Rienzi, l’ultimo tribuno di Roma
Strano, ma vero. Nello stesso anno, il 1842, debuttano (i lavori precedenti sono tentativi più che affermazioni personali) sia Verdi che Wagner, due coetanei, due “rivali”. Il primo col Nabucco, il secondo con “Rienzi, l’ultimo dei tribuni”. Due opere a loro modo patriottiche, due rivisitazioni storiche, quella verdiana biblica, quella wagneriana “romana” e “italiana”.
I cinque atti con ballabili e pantomima del Rienzi “grande opera tragica”, come la definisce Wagner, autore pure del libretto, presentano situazioni classiche del grand-opéra (ovvero, un “kolossal” musicale dell’epoca): scene di massa, amori contrastati, furori libertari, sogni nostalgici di far rivivere l’antica Roma, tensioni fra Orsini e Colonna. Wagner, si sa, è autore onnivoro, vuol dire tutto in lunghe scene recitate, in cori, in arie ora intime ora furenti.
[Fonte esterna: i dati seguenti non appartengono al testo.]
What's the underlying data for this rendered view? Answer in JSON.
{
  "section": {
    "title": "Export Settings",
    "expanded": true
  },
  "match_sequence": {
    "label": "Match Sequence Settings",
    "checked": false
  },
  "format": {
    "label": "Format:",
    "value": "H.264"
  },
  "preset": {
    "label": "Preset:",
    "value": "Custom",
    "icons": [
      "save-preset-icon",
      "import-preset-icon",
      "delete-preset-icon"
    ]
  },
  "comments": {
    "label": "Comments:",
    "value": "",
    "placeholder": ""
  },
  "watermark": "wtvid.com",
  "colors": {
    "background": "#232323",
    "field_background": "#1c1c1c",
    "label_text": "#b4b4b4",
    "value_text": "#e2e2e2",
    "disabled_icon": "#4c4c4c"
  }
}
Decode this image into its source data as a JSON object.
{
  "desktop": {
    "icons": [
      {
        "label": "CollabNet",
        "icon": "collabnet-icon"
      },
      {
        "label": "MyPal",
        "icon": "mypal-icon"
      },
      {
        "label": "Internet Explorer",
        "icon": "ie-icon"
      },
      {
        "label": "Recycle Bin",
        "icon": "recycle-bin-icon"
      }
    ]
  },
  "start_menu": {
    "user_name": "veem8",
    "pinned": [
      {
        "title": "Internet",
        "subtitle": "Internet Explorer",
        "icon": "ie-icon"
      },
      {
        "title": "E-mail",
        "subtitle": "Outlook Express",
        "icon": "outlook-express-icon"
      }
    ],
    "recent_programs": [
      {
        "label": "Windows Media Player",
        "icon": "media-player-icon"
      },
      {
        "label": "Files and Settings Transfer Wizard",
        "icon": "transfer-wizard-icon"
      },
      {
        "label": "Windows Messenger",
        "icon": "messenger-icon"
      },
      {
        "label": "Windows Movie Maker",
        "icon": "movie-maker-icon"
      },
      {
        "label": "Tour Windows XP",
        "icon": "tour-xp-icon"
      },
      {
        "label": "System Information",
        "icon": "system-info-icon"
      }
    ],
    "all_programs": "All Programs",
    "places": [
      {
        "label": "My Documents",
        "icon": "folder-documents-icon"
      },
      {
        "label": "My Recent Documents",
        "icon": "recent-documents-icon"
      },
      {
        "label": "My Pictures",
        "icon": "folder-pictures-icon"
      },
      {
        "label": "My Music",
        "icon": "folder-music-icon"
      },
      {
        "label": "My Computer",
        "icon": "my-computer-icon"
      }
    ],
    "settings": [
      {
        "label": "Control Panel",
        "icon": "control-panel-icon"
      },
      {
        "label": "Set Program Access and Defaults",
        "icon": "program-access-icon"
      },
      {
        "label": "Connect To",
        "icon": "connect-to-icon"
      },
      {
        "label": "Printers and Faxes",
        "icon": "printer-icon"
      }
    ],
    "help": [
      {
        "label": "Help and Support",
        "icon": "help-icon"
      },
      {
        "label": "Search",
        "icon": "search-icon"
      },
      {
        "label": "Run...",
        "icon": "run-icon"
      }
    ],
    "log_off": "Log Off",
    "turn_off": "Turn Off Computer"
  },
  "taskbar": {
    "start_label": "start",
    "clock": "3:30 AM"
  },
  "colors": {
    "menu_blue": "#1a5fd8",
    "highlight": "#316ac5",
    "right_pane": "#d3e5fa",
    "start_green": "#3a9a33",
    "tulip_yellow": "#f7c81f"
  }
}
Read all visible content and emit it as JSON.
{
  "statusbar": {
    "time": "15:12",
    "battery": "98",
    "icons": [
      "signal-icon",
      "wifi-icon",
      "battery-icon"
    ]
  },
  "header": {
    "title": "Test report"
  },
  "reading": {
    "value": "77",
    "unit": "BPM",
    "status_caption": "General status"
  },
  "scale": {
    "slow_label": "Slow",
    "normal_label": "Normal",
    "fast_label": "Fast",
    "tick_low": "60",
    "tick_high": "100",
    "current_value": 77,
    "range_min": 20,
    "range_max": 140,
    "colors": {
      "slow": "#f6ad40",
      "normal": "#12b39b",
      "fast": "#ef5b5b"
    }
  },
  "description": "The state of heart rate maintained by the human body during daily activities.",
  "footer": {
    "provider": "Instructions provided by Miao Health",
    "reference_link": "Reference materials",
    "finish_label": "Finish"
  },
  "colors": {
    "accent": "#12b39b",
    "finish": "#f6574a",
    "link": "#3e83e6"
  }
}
L’ouverture è molto bella, grandiosa, scintillante, marziale e fa intravedere il futuro genio. Wagner dimostra uno spiccato senso dell’orchestrazione, del colore strumentale, nonostante gli evidenti ricordi di Beethoven e di Weber. Questo gusto per una orchestra spessa, fluttuante, per le dissonanze che “frenano” la cantabilità melodica avrà notevolissimi sviluppi in seguito. Naturalmente l’operona risente molto di Donizetti e di Meyerbeer: la melodia dolce e mossa donizettiana percorre diversi “concertati” e Wagner si rivela autore esperto nel rivisitare a suo modo i colleghi contemporanei, aggiungendovi tocchi di cori a cappella, inni guerrieri e l’immancabile scena poetica, uno dei vertici dell’opera: la vasta preghiera dell’inizio dell'atto quinto dove la strumentazione è innovativa – per l’epoca- giocata com’è sul glissando morbido degli archi.
Rienzi, cioè Cola di Rienzo, muore mentre Roma è incendiata e questo ha permesso a Hugo de Ana, cha ha curato l’allestimento, di inventarsi un altro momento fantastico, stile kolossal storico, con proiezioni di immagini – fiamme o eserciti in bianco e nero, testi in latino o in italiano (del Petrarca) che si compongono e scompongono con efficace effetto visivo, con un palcoscenico scarno per lo più, dominato da statue classiche neobarocche.
Sul proscenio la folla in costumi para-antichi e modernizzati – uomini con fucili, ma anche con spade – crea il senso della rivisitazione metastorica del passato, ma non disturba la musica e questo è già un gran bel risultato.
Il secondo cast purtroppo non era del tutto all’altezza vocale richiesta dal ruolo, anche se scenicamente e attorialmente valido. La direzione accurata di Stefan Soltesz ha ottenuto sonorità molto belle dall’orchestra in ogni sezione ed occorre dire che quest’ultima, plasmata come è da direttori di valore, sta dando il meglio con una sua ben precisa personalità. Purtroppo il rapporto buca-palco-coro ha avuto momenti di smarrimento (come pure si sono notati diversi errori ortografici nei testi proiettati…). Ma lo spettacolo ha funzionato e questo giovane Wagner ha potuto offrire i suoi spunti per l’avvenire. Si replica il 18 maggio.